Depuis trois quarts d’heure, cet homme avait dans le geste et dans le regard une autorité despotique, irrésistible, puisée à la source commune et inconnue où puisent leurs pouvoirs extraordinaires et les grands généraux sur le champ de bataille où ils enflamment les masses, et les grands orateurs qui entraînent les assemblées, et disons-le aussi, les grands criminels dans leurs coups audacieux! Il semble alors qu’il s’exhale de la tête et que la parole porte une influence invincible, que le geste injecte le vouloir de l’homme chez autrui. Les trois femmes se savaient au milieu d’une horrible crise; sans en être averties, elles la pressentaient à la rapidité des actes de cet homme dont le visage étincelait, dont le front était parlant, dont les yeux brillaient alors comme des étoiles; elles lui avaient vu de la sueur à la racine des cheveux, plus d’une fois sa parole avait vibré d’impatience et de rage. Aussi Marthe obéit-elle passivement. Armé jusqu’aux dents, le fusil sur l’épaule, Michu sauta dans l’avenue, suivi de sa femme; et ils atteignirent promptement le carrefour où François s’était caché dans des broussailles.

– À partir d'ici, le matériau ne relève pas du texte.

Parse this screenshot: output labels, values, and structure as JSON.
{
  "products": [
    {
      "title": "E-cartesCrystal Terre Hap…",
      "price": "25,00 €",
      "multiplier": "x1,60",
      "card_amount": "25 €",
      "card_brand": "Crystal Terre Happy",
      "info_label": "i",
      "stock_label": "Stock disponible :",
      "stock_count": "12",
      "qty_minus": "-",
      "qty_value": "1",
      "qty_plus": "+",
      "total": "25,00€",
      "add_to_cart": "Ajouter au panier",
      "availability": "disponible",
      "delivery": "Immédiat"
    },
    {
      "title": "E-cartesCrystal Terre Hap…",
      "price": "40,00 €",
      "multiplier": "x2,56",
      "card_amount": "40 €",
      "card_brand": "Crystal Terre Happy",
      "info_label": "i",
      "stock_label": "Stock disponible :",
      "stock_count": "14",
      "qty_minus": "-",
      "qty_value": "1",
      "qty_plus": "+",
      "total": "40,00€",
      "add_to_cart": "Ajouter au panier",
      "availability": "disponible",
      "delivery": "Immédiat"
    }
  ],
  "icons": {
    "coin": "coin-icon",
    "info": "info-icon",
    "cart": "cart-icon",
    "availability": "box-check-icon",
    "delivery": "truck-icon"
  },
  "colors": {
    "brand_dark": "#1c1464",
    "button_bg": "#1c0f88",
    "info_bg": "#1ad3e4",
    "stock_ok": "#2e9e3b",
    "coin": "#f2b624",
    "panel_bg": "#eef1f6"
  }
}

—Le petit a de la compréhension, dit Michu en le voyant.
Ce fut sa première parole. Sa femme et lui avaient couru jusque-là sans pouvoir prononcer un mot.
—Retourne au pavillon, cache-toi dans l’arbre le plus touffu, observe la campagne, le parc, dit-il à son fils. Nous sommes tous couchés, nous n’ouvrons à personne, ta grand’mère veille, et ne remuera qu’en t’entendant parler! Retiens mes moindres paroles. Il s’agit de la vie de ton père et de celle de ta mère. Que la justice ne sache jamais que nous avons découché. Après ces phrases dites à l’oreille de son fils, qui fila, comme une anguille dans la vase, à travers les bois, Michu dit à sa femme: A cheval! et prie Dieu d’être pour nous. Tiens-toi bien! La bête peut en crever.
A peine ces mots furent-ils dits, que le cheval, dans le ventre duquel Michu donna deux coups de pied, et qu’il pressa de ses genoux puissants, partit avec la célérité d’un cheval de course; l’animal sembla comprendre son maître, en un quart d’heure la forêt fut traversée. Michu, sans avoir dévié de la route la plus courte, se trouva sur un point de la lisière d’où les cimes du château de Cinq-Cygne apparaissaient éclairées par la lune. Il lia son cheval à un arbre et gagna lestement le monticule d’où l’on dominait la vallée de Cinq-Cygne.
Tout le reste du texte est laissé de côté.